The U.S. Geological Survey (USGS) and the city of Cedar Rapids conducted a cooperative study from 1992 to 1996 to assess the hydrogeology and water quality in the Cedar River, Cedar River alluvial aquifer, Devonian aquifer, and Silurian aquifer in a 231-square-mile area of Benton and Linn Counties near Cedar Rapids, Iowa. The city of Cedar Rapids withdrew an average of 34 million gallons per day between July 1,1995, and June 30, 1996, from the Cedar River alluvial aquifer for its drinking-water supply.
The ground-water flow system in the 231-square-mile area was simulated using a modular, three-dimensional, finite-difference groundwater flow model (MODFLOW) under steady-state conditions. The three-layer groundwater flow model simulates ground-water flow in layer 1 for unconsolidated deposits that include the Cedar River alluvial aquifer; in layer 2 for the Devonian aquifer and buried-channel aquifer; and in layer 3 for the Silurian aquifer. Primary sources of inflow to the ground-water flow system in the model area include infiltration of precipitation (63.5 percent) and leakage from the Cedar River (34.7 percent). Pumpage from municipal, industrial, and private wells accounts for about 48.3 percent of system outflow.
Primary sources of inflow to the Cedar River alluvial aquifer include leakage from the Cedar River (74.2 percent), leakage from adjacent or underlying hydrogeologic units (20.9 percent), and infiltration of precipitation (4.9 percent). Pumpage by municipal water-supply wells from the alluvial aquifer accounts for about 78.0 percent of system outflow.
Simulations of two hypothetical conditions using the steady-state ground-water flow model were conducted to evaluate quantitative changes on sources of water to the Cedar River alluvial aquifer. Results for the scenario representing a period of less-than-average annual precipitation for 1961-90 indicate a 32.0-percent reduction of total ground-water flow and a 5.7-percent increase in river leakage to the Cedar River alluvial aquifer. Results for the scenario representing increased pumping from the Cedar River alluvial aquifer, with pumping increased 68.3 percent from about 41 million gallons per day (for the calibrated model) to about 70 million gallons per day, indicate a 70.9-percent increase in simulated river leakage.
Commonly used herbicides in Iowa such as atrazine (and the metabolite products deethylatrazine and deisopropylatrazine), cyanazine, and metolachlor, when detected in the Cedar River alluvial aquifer, were typically at small concentrations (less than 1.0 microgram per liter). Atrazine concentrations in 26 of the 64 wells sampled were less than the 0.05 microgram per liter minimum reporting level. Most ground-water samples collected from the Devonian and Silurian aquifers had herbicide concentrations less than 0.05 microgram per liter. Nitrite-plus-nitrate nitrogen (nitrate) concentrations in ground-water samples varied from less than the minimum reporting level (0.05 milligram per liter) to 15.0 milligrams per liter.
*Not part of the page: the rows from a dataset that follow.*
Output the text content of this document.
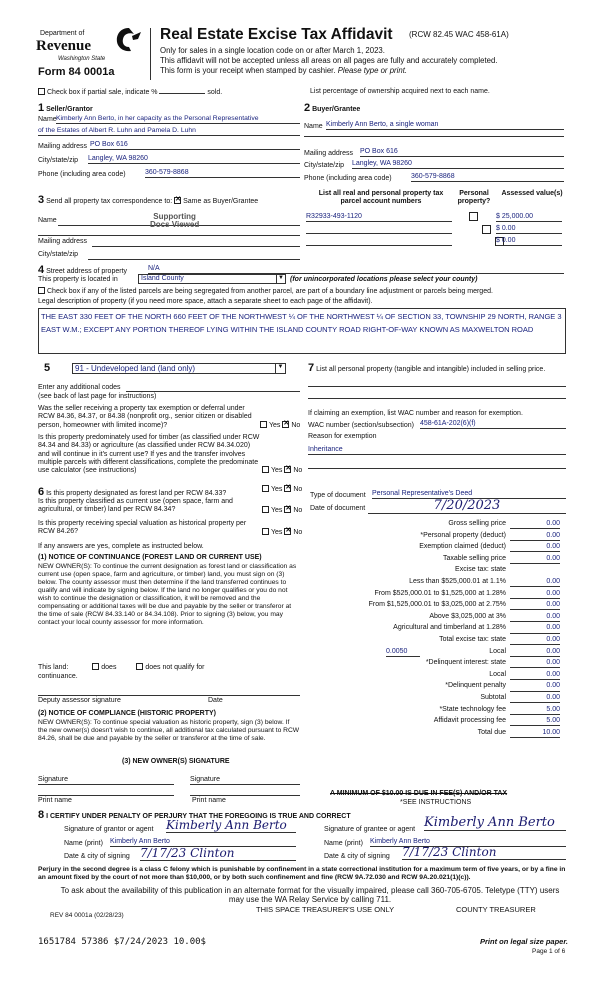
Department of
Revenue
Washington State
Form 84 0001a
Real Estate Excise Tax Affidavit (RCW 82.45 WAC 458-61A)
Only for sales in a single location code on or after March 1, 2023.
This affidavit will not be accepted unless all areas on all pages are fully and accurately completed.
This form is your receipt when stamped by cashier. Please type or print.
Check box if partial sale, indicate %	sold.	List percentage of ownership acquired next to each name.
1 Seller/Grantor
Name Kimberly Ann Berto, in her capacity as the Personal Representative
of the Estates of Albert R. Luhn and Pamela D. Luhn
Mailing address PO Box 616
City/state/zip Langley, WA 98260
Phone (including area code)	360-579-8868
2 Buyer/Grantee
Name Kimberly Ann Berto, a single woman
Mailing address PO Box 616
City/state/zip Langley, WA 98260
Phone (including area code)	360-579-8868
3 Send all property tax correspondence to: ✕ Same as Buyer/Grantee
Name	Supporting
Docs Viewed
Mailing address
City/state/zip
List all real and personal property tax parcel account numbers
Personal property?
Assessed value(s)
R32933-493-1120
	$ 25,000.00

$ 0.00
$ 0.00
4 Street address of property	N/A
This property is located in	Island County	▼ (for unincorporated locations please select your county)
Check box if any of the listed parcels are being segregated from another parcel, are part of a boundary line adjustment or parcels being merged.
Legal description of property (if you need more space, attach a separate sheet to each page of the affidavit).
THE EAST 330 FEET OF THE NORTH 660 FEET OF THE NORTHWEST ¼ OF THE NORTHWEST ¼ OF SECTION 33, TOWNSHIP 29 NORTH, RANGE 3 EAST W.M.; EXCEPT ANY PORTION THEREOF LYING WITHIN THE ISLAND COUNTY ROAD RIGHT-OF-WAY KNOWN AS MAXWELTON ROAD
5	91 - Undeveloped land (land only)	▼
Enter any additional codes
(see back of last page for instructions)
Was the seller receiving a property tax exemption or deferral under RCW 84.36, 84.37, or 84.38 (nonprofit org., senior citizen or disabled person, homeowner with limited income)?	Yes ✕ No
Is this property predominately used for timber (as classified under RCW 84.34 and 84.33) or agriculture (as classified under RCW 84.34.020) and will continue in it's current use? If yes and the transfer involves multiple parcels with different classifications, complete the predominate use calculator (see instructions)	Yes ✕ No
7 List all personal property (tangible and intangible) included in selling price.
If claiming an exemption, list WAC number and reason for exemption.
WAC number (section/subsection) 458-61A-202(6)(f)
Reason for exemption
Inheritance
6 Is this property designated as forest land per RCW 84.33?
Yes ✕ No
Is this property classified as current use (open space, farm and agricultural, or timber) land per RCW 84.34?	Yes ✕ No
Is this property receiving special valuation as historical property per RCW 84.26?	Yes ✕ No
If any answers are yes, complete as instructed below.
(1) NOTICE OF CONTINUANCE (FOREST LAND OR CURRENT USE)
NEW OWNER(S): To continue the current designation as forest land or classification as current use (open space, farm and agriculture, or timber) land, you must sign on (3) below. The county assessor must then determine if the land transferred continues to qualify and will indicate by signing below. If the land no longer qualifies or you do not wish to continue the designation or classification, it will be removed and the compensating or additional taxes will be due and payable by the seller or transferor at the time of sale (RCW 84.33.140 or 84.34.108). Prior to signing (3) below, you may contact your local county assessor for more information.
This land:	does	does not qualify for
continuance.
Deputy assessor signature	Date
(2) NOTICE OF COMPLIANCE (HISTORIC PROPERTY)
NEW OWNER(S): To continue special valuation as historic property, sign (3) below. If the new owner(s) doesn't wish to continue, all additional tax calculated pursuant to RCW 84.26, shall be due and payable by the seller or transferor at the time of sale.
(3) NEW OWNER(S) SIGNATURE
Signature	Signature
Print name	Print name
Type of document Personal Representative's Deed
Date of document	7/20/2023
Gross selling price	0.00
*Personal property (deduct)	0.00
Exemption claimed (deduct)	0.00
Taxable selling price	0.00
Excise tax: state
Less than $525,000.01 at 1.1%	0.00
From $525,000.01 to $1,525,000 at 1.28%	0.00
From $1,525,000.01 to $3,025,000 at 2.75%	0.00
Above $3,025,000 at 3%	0.00
Agricultural and timberland at 1.28%	0.00
Total excise tax: state	0.00
Local
0.0050	0.00
*Delinquent interest: state	0.00
Local	0.00
*Delinquent penalty	0.00
Subtotal	0.00
*State technology fee	5.00
Affidavit processing fee	5.00
Total due	10.00
A MINIMUM OF $10.00 IS DUE IN FEE(S) AND/OR TAX
*SEE INSTRUCTIONS
8 I CERTIFY UNDER PENALTY OF PERJURY THAT THE FOREGOING IS TRUE AND CORRECT
Signature of grantor or agent Kimberly Ann Berto
Name (print) Kimberly Ann Berto
Date & city of signing 7/17/23 Clinton
Signature of grantee or agent Kimberly Ann Berto
Name (print) Kimberly Ann Berto
Date & city of signing 7/17/23 Clinton
Perjury in the second degree is a class C felony which is punishable by confinement in a state correctional institution for a maximum term of five years, or by a fine in an amount fixed by the court of not more than $10,000, or by both such confinement and fine (RCW 9A.72.030 and RCW 9A.20.021(1)(c)).
To ask about the availability of this publication in an alternate format for the visually impaired, please call 360-705-6705. Teletype (TTY) users may use the WA Relay Service by calling 711.
REV 84 0001a (02/28/23)
THIS SPACE TREASURER'S USE ONLY	COUNTY TREASURER
1651784 57386 $7/24/2023 10.00$	Print on legal size paper.
Page 1 of 6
Nitrate was not detected in samples from 18 wells, and nitrate concentrations greater than the Maximum Contaminant Level for nitrate as nitrogen (10 milligrams per liter) were detected in samples from 4 wells.
Several areas in the Cedar River alluvial aquifer with large iron and manganese concentrations could be related to the original depositional environment of the sediment. In general, large iron and manganese concentrations in ground water are often associated with abundant organic and argillaceous material in sediment near old meander channels and sloughs.